Comment faire un article sur le journaliste Ed Murrow, qui va de la poliomyélite à George Clooney, en passant par Stallone et une pièce de théâtre féministe, tout ça à cause de Thierry Casasnovas…
L’autre jour, je faisais un entretien vidéo avec le collectif l’Extracteur, qui informe sur les risques à suivre les préceptes du prédicateur santé Thierry Casasnovas. J’y citais la plus belle phrase que j’ai jamais entendue, celle que Jonas Salk, découvreur d’un des vaccins de la poliomyélite (1), répondit en 1952 au journaliste Edward R. Murrow.
Murrow : Qui possède le brevet (du vaccin de la polio) ?
Salk : Eh bien, les gens que je dirais. Il n’y a pas de brevet… on ne met pas de brevet sur le soleil (could you patent the sun ?)
Salk, et le découvreur du vaccin en version orale, Alfred Sabin, ont tous deux renoncé à devenir milliardaires en ne brevetant pas, ce qui fait monter en moi une vague de gratitude infinie. Mais je m’arrête ici sur le journaliste qui l’interroge, qui lui non plus, n’a pas démérité. Edward Roscoe Murrow, l’un des très rares journalistes à s’opposer frontalement à la chasse aux sorcières anti-communiste du sénateur MacCarthy.

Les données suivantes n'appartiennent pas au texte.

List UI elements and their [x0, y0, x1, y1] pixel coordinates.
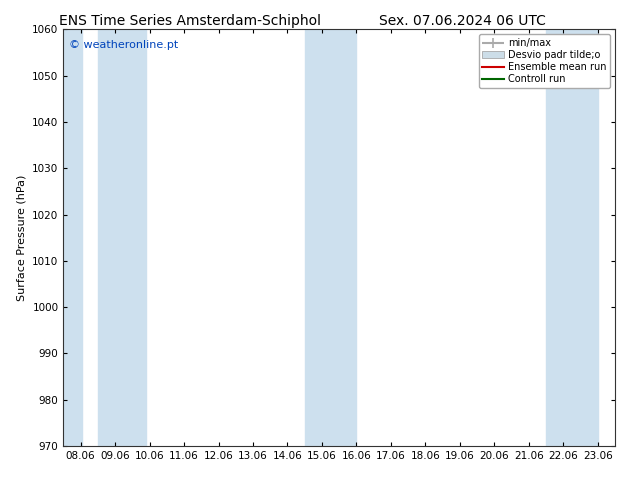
Text: ENS Time Series Amsterdam-Schiphol: ENS Time Series Amsterdam-Schiphol: [59, 14, 321, 28]
Bar: [63, 29, 82, 446]
Bar: [305, 29, 356, 446]
Y-axis label: Surface Pressure (hPa): Surface Pressure (hPa): [16, 174, 27, 301]
Text: Sex. 07.06.2024 06 UTC: Sex. 07.06.2024 06 UTC: [379, 14, 547, 28]
Bar: [98, 29, 146, 446]
Bar: [546, 29, 598, 446]
Legend: min/max, Desvio padr tilde;o, Ensemble mean run, Controll run: min/max, Desvio padr tilde;o, Ensemble m…: [479, 34, 610, 88]
Text: © weatheronline.pt: © weatheronline.pt: [69, 40, 178, 50]
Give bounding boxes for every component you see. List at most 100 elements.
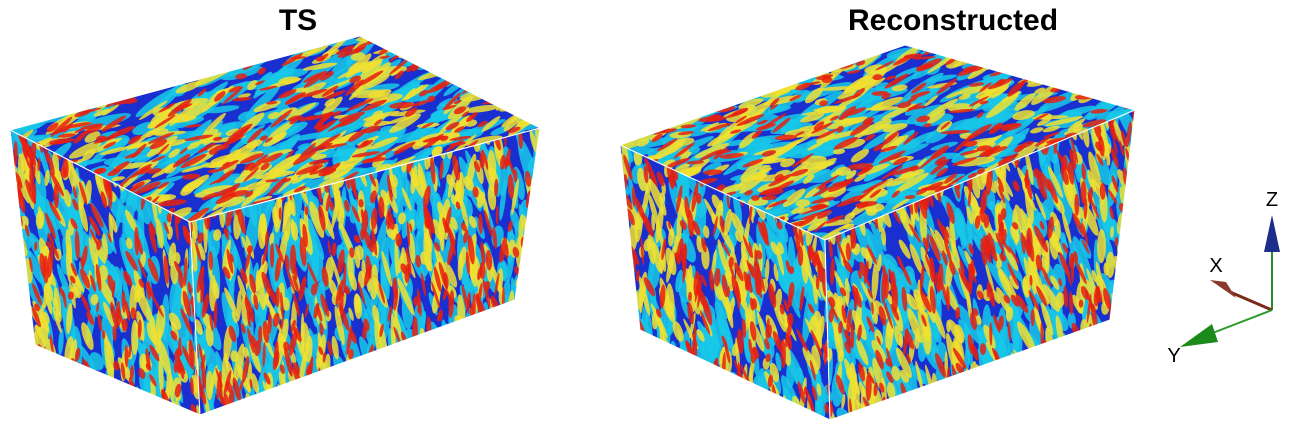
texture-streak [736, 47, 759, 65]
texture-streak [9, 398, 20, 412]
texture-streak [1030, 63, 1043, 75]
texture-streak [652, 68, 688, 96]
texture-streak [722, 72, 733, 80]
texture-streak [711, 36, 749, 57]
texture-streak [762, 394, 771, 409]
texture-streak [86, 85, 101, 98]
texture-streak [779, 48, 798, 63]
texture-streak [313, 396, 321, 409]
texture-streak [710, 400, 719, 426]
texture-streak [629, 265, 632, 283]
texture-streak [988, 51, 1005, 61]
texture-streak [149, 74, 165, 87]
texture-streak [9, 402, 25, 426]
texture-streak [517, 400, 527, 424]
texture-streak [1, 393, 31, 433]
texture-streak [320, 376, 327, 395]
texture-streak [94, 95, 106, 104]
texture-streak [630, 78, 647, 89]
texture-streak [618, 385, 632, 413]
texture-streak [30, 108, 44, 121]
texture-streak [124, 399, 131, 428]
texture-streak [446, 382, 466, 427]
texture-streak [51, 49, 89, 71]
texture-streak [496, 395, 506, 421]
texture-streak [773, 62, 818, 75]
texture-streak [110, 42, 135, 57]
texture-streak [534, 230, 540, 244]
texture-streak [80, 82, 95, 91]
texture-streak [156, 63, 166, 69]
texture-streak [612, 128, 632, 139]
texture-streak [55, 388, 61, 402]
texture-streak [722, 372, 733, 406]
texture-streak [34, 40, 56, 61]
texture-streak [12, 267, 16, 279]
texture-streak [663, 48, 710, 77]
texture-streak [242, 403, 248, 412]
texture-streak [979, 378, 987, 406]
texture-streak [663, 400, 673, 432]
texture-streak [9, 96, 28, 106]
texture-streak [444, 379, 453, 392]
texture-streak [781, 407, 801, 433]
texture-streak [533, 179, 541, 192]
texture-streak [1124, 99, 1146, 111]
texture-streak [31, 396, 39, 422]
texture-streak [464, 58, 497, 87]
texture-streak [43, 99, 59, 113]
texture-streak [119, 63, 134, 76]
texture-streak [26, 327, 30, 343]
texture-streak [970, 47, 1001, 59]
texture-streak [44, 38, 66, 50]
texture-streak [528, 241, 537, 257]
texture-streak [777, 407, 788, 431]
texture-streak [430, 26, 468, 53]
texture-streak [1123, 45, 1141, 54]
texture-streak [344, 381, 353, 408]
texture-streak [746, 87, 773, 93]
texture-streak [763, 56, 787, 66]
texture-streak [441, 48, 459, 64]
texture-streak [495, 51, 519, 63]
texture-streak [174, 67, 192, 80]
texture-streak [617, 294, 633, 316]
texture-streak [627, 357, 645, 402]
texture-streak [620, 325, 624, 350]
texture-streak [1079, 59, 1133, 87]
texture-streak [475, 61, 518, 85]
texture-streak [711, 377, 717, 391]
texture-streak [1086, 81, 1109, 90]
texture-streak [653, 69, 677, 83]
texture-streak [1092, 69, 1132, 103]
texture-streak [527, 212, 553, 229]
texture-streak [9, 182, 16, 204]
texture-streak [506, 48, 542, 80]
texture-streak [454, 322, 458, 335]
texture-streak [697, 87, 710, 96]
texture-streak [5, 358, 15, 383]
texture-streak [632, 108, 664, 133]
texture-streak [629, 389, 659, 433]
texture-streak [612, 78, 646, 97]
texture-streak [1034, 391, 1054, 415]
texture-streak [343, 405, 352, 423]
texture-streak [66, 56, 86, 73]
texture-streak [656, 75, 696, 102]
texture-streak [776, 69, 793, 82]
texture-streak [77, 43, 96, 55]
texture-streak [276, 383, 290, 413]
texture-streak [415, 36, 428, 45]
texture-streak [634, 98, 662, 120]
texture-streak [69, 57, 93, 70]
texture-streak [649, 72, 674, 95]
texture-streak [722, 378, 748, 433]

Que ceci soit prétexte à regarder un excellent film de (et avec) George Clooney, Good night, and good luck, que je viens de re-revoir.
Il y a également un téléfilm de 1986 sur Murrow, intitulé sobrement Murrow, réalisé par Jack Gold sur HBO, le voici ici.
Si vous voulez de la documentation non romancée, alors voici une rediffusion PBS d’un documentaire de la BBC de 1975 sur Murrow, numérisé depuis de vieilles bandes. Ce n’est pas sous-titré, désolé ! Par contre vous reconnaîtrez peut être que la voix off y est faite par Meredith Burgess, qui n’est autre que…
.… qui n’est autre que… ?
.…Mickey, le coach de Rocky dans Rocky 1 ! OK, à ce stade, je sais qu’il n’y a que mon pote cinéphile David Laumet qui va trouver ça exaltant.
Les poumons de celui qui, selon ses propres dires, ne pouvait rester 30 minutes sans tirer sur une Camel, se sont vengés, en se faisant la belle, laissant Ed Murrow boucané complet à 57 ans, en 1964. Je dis cela car Don Hewitt, le jeune directeur de l’émission-phare de Murrow, See it now, monta quelques années plus tard une émission d’information dans l’esprit de Murrow, 60 minutes, devenue légendaire par sa qualité. Ce fut dans cette émission qu’un certain Jeffrey Wigand eu le cran d’exposer les mensonges des cigarettiers de Brown & Williamson, en 1996, devenant l’un des plus impressionnants lanceurs d’alerte de l’Histoire, en dépit des pressions et menaces de mort qu’on lui fit. L’histoire de Wigand, incarnée par Russell Crowe, et de Hewitt, jouée par Al Pacino, fit le tour du monde avec le film The insider, de Michael Mann (1999). J »espère vous avoir donné des excuses pour regarder ces films.
L’esprit de Murrow est resté vivace, au point qu’il existe à ma connaissance cinq prix journalistiques portant son nom.
(1) Pour avoir un très bel aperçu de l’histoire de cette maladie, je recommande La science, quelle(s) histoire(s), un petit podcast bien fait, avec trois émissions sur la poliomyélite. Cliquez là, en sachant que cette émission est produite par la fondation Ipsen, émanant de l’industrie biopharmaceutique du même nom – qui contrairement à ce que j’intuitais n’est pas norvégienne, rhôoooo le nul ! IPSEN, c’est français, et l’acronyme vient de « Institut des produits de synthèse et d’extraction naturelle ». J’ai été induit en erreur par… le dramaturge Ibsen – dont je recommande au passage une excellente pièce féministe, Maison de poupées, de 1879 (c’est la seule que j’aie lu de lui). Si jamais l’envie vous en prend, cliquez là, elle est en ligne.
Et voilà ! Allez, bonne nuit, et bonne chance.